Unfortunately, as has been seen in recent years, the media are facing a situation where staff continues to be reduced – mainly in the print media.
"This law unintentionally became a frontal attack on small media," Lerner said and said it is impossible to force small media to offer jobs if they cannot be sustained.
"The most important thing is to change that law," he added. "It is a rare case where both freelancers and the publications assigned to them agree that it is negative for them."
Demand in process
Three months after the law was signed by Governor Newsom, two groups — the American Society of Journalists and Authors and the National Association of Press Photographers — filed a lawsuit in federal court in Los Angeles.
Last Friday, federal judge Phillip Gutierrez denied the temporary restraining order saying he waited a long time to act.
The groups filed the lawsuit two weeks before the law entered into force and requested the temporary restraining order only one day before, the Associated Press (AP) reported.
Jim Manley, a lawyer for the Pacific Legal Foundation and representative of the groups, told AP that independent journalists in California lose jobs every day that AB 5 remains in force.
He added that the judge's decision to wait for a full hearing "is understandable given the seriousness of the problems."
Judge Phillip announced that it will take more time to consider objections to the law. The next hearing is expected to be in March.
At the close of the edition, assemblywoman Lorena González said: "There is nothing in AB 5 that requires a freelance writer to form an LLC (Limited Liability Company or Limited Liability Company)."
Gonzalez added that writers hired as freelancers (or freelancers) can submit publications up to 35 times a year before being hired as employees.
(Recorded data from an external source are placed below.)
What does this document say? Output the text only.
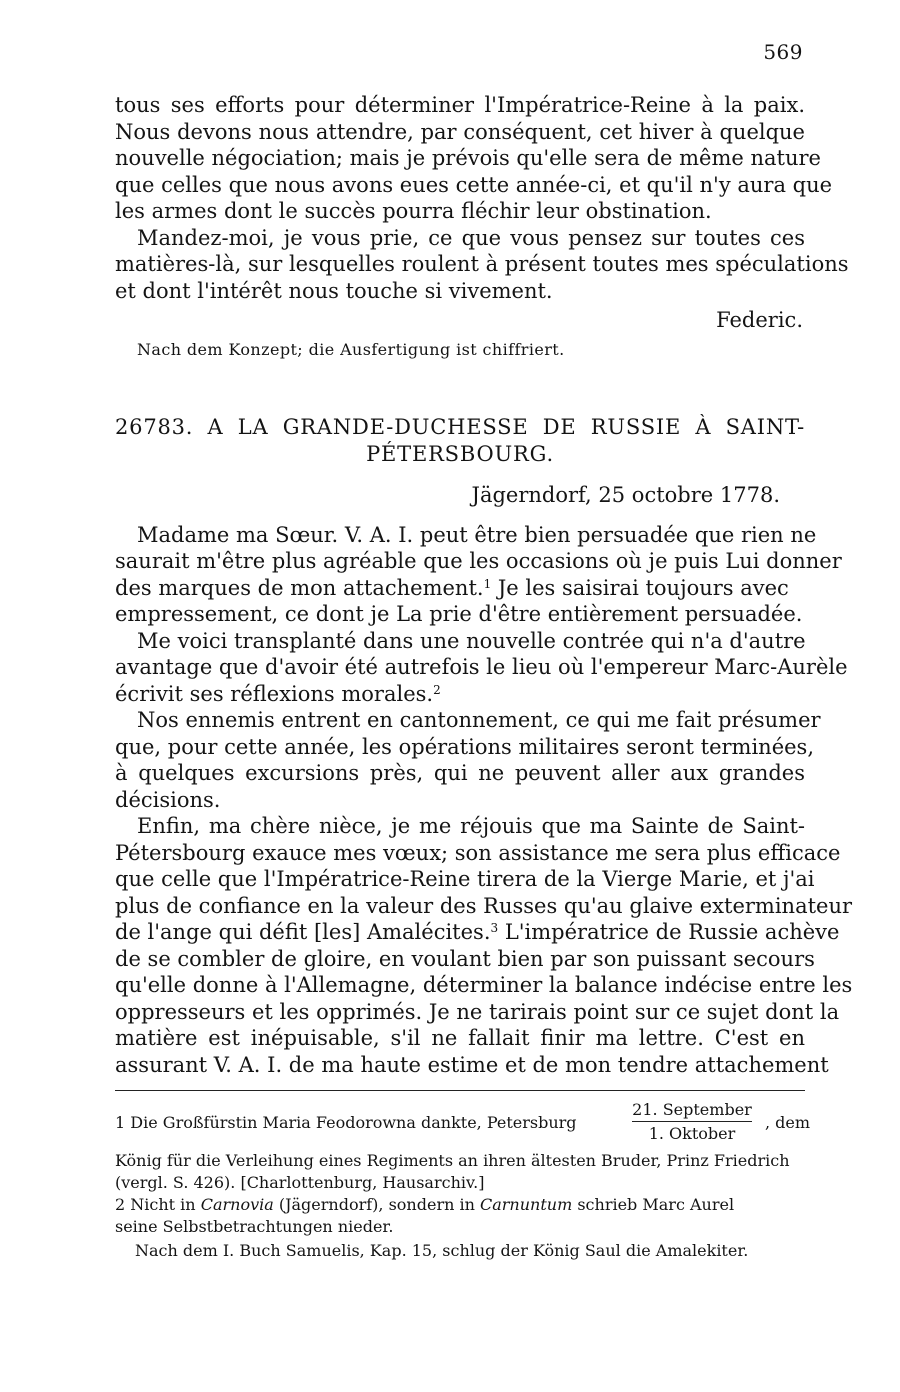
569
tous ses efforts pour déterminer l'Impératrice-Reine à la paix.
Nous devons nous attendre, par conséquent, cet hiver à quelque
nouvelle négociation; mais je prévois qu'elle sera de même nature
que celles que nous avons eues cette année-ci, et qu'il n'y aura que
les armes dont le succès pourra fléchir leur obstination.
Mandez-moi, je vous prie, ce que vous pensez sur toutes ces
matières-là, sur lesquelles roulent à présent toutes mes spéculations
et dont l'intérêt nous touche si vivement.
Federic.
Nach dem Konzept; die Ausfertigung ist chiffriert.
26783. A LA GRANDE-DUCHESSE DE RUSSIE À SAINT-
PÉTERSBOURG.
Jägerndorf, 25 octobre 1778.
Madame ma Sœur. V. A. I. peut être bien persuadée que rien ne
saurait m'être plus agréable que les occasions où je puis Lui donner
des marques de mon attachement.$^1$ Je les saisirai toujours avec
empressement, ce dont je La prie d'être entièrement persuadée.
Me voici transplanté dans une nouvelle contrée qui n'a d'autre
avantage que d'avoir été autrefois le lieu où l'empereur Marc-Aurèle
écrivit ses réflexions morales.$^2$
Nos ennemis entrent en cantonnement, ce qui me fait présumer
que, pour cette année, les opérations militaires seront terminées,
à quelques excursions près, qui ne peuvent aller aux grandes
décisions.
Enfin, ma chère nièce, je me réjouis que ma Sainte de Saint-
Pétersbourg exauce mes vœux; son assistance me sera plus efficace
que celle que l'Impératrice-Reine tirera de la Vierge Marie, et j'ai
plus de confiance en la valeur des Russes qu'au glaive exterminateur
de l'ange qui défit [les] Amalécites.$^3$ L'impératrice de Russie achève
de se combler de gloire, en voulant bien par son puissant secours
qu'elle donne à l'Allemagne, déterminer la balance indécise entre les
oppresseurs et les opprimés. Je ne tarirais point sur ce sujet dont la
matière est inépuisable, s'il ne fallait finir ma lettre. C'est en
assurant V. A. I. de ma haute estime et de mon tendre attachement
1 Die Großfürstin Maria Feodorowna dankte, Petersburg
21. September
1. Oktober
, dem
König für die Verleihung eines Regiments an ihren ältesten Bruder, Prinz Friedrich
(vergl. S. 426). [Charlottenburg, Hausarchiv.]
2 Nicht in Carnovia (Jägerndorf), sondern in Carnuntum schrieb Marc Aurel
seine Selbstbetrachtungen nieder.
Nach dem I. Buch Samuelis, Kap. 15, schlug der König Saul die Amalekiter.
He explained that these people can be employed part-time and continue to make their own schedules, and that this is under the control of the employer.
However, he said that writers could become sole proprietors and formalize themselves as legitimate small businesses. "That may require a local business license but does not have an annual state fee and would not be subject to the 35-presentation limit," the assembly said in a statement to La Opinión.